Claro que ali no calor da briga você não vai conseguir realizar todas essas possibilidades, a maioria dos inimigos não vai nem aguentar um combo completo. Porém mesmo que você não esteja tentando fazer um, você sente com naturalidade como cada ataque se conecta com o outro. É um dos combates mais divertidos que eu já experimentei nesses anos em que mergulhei nos beat’em ups e cada vez me sinto mais seguro de dizer que é o melhor.
Mas algo que me surpreendeu foi o lado narrativo de Fight’N Rage. A história é simples: depois de um desastre que dizima a maior parte da população, o que sobrou da humanidade agora é escravizada por uma raça de mutantes e os protagonistas resolvem pôr um fim nisso. A campanha é linear como todo beat’em up, porém existem diferentes rotas que dependem das bifurcações e escolhas que você toma entre as fases. O começo ilustra isso muito bem porque já no início da fase você pode decidir em fugir da fábrica pela esquerda ou seguir em frente pela direita. No final você encontra o chefão usando uma garota de refém e ameaçando matá-la se seu personagem se aproximar. Caso você esteja segurando uma arma, você pode jogá-la no chefão. Salvando a vítima você abre uma rota alternativa pelos esgotos que vai te levar para uma vila secreta.

Isso dá um valor de replay bem maior para Fight’N Rage porque cada caminho vai levar a um detalhe novo do seu universo, com fases, personagens e diálogos diferentes que culminam em um dos 56 finais possíveis. Ninguém é desocupado louco de concluir cada um deles, até porque as variações não são tão grandes. Você sempre vai terminar no mesmo lugar, lutando contra o mesmo chefão. Porém cria uma sensação mínima de novidade para mitigar essa repetição natural de um beat’em up. As fases também são curtas o bastante para não deixar o jogo enjoativo e te incentivar a começar uma nova campanha e ir por um novo caminho.

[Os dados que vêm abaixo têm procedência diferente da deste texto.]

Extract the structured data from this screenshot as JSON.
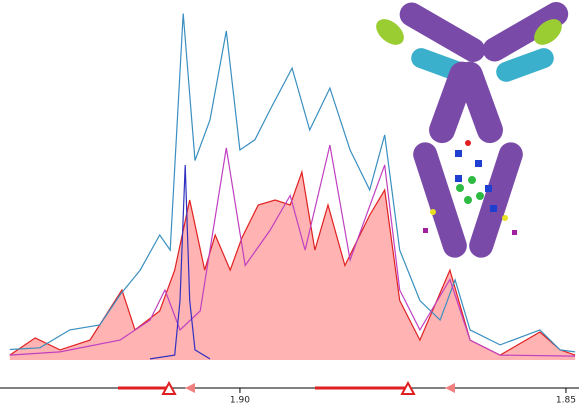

Eu não vejo motivos para estender esse texto porque já cobri tudo demais relevante em Fight’N Rage. É um jogo excelente que mostra como o gênero está tão vivo quanto nunca se você souber onde procurar. Uma pena que depois de todos esses anos o Sebastián García não deu sinal que pretende fazer uma sequência, porque o potencial existe ali. Então fica aqui meu apelo por um Fight’N Rage 2. Faça pelo Ricardo!!!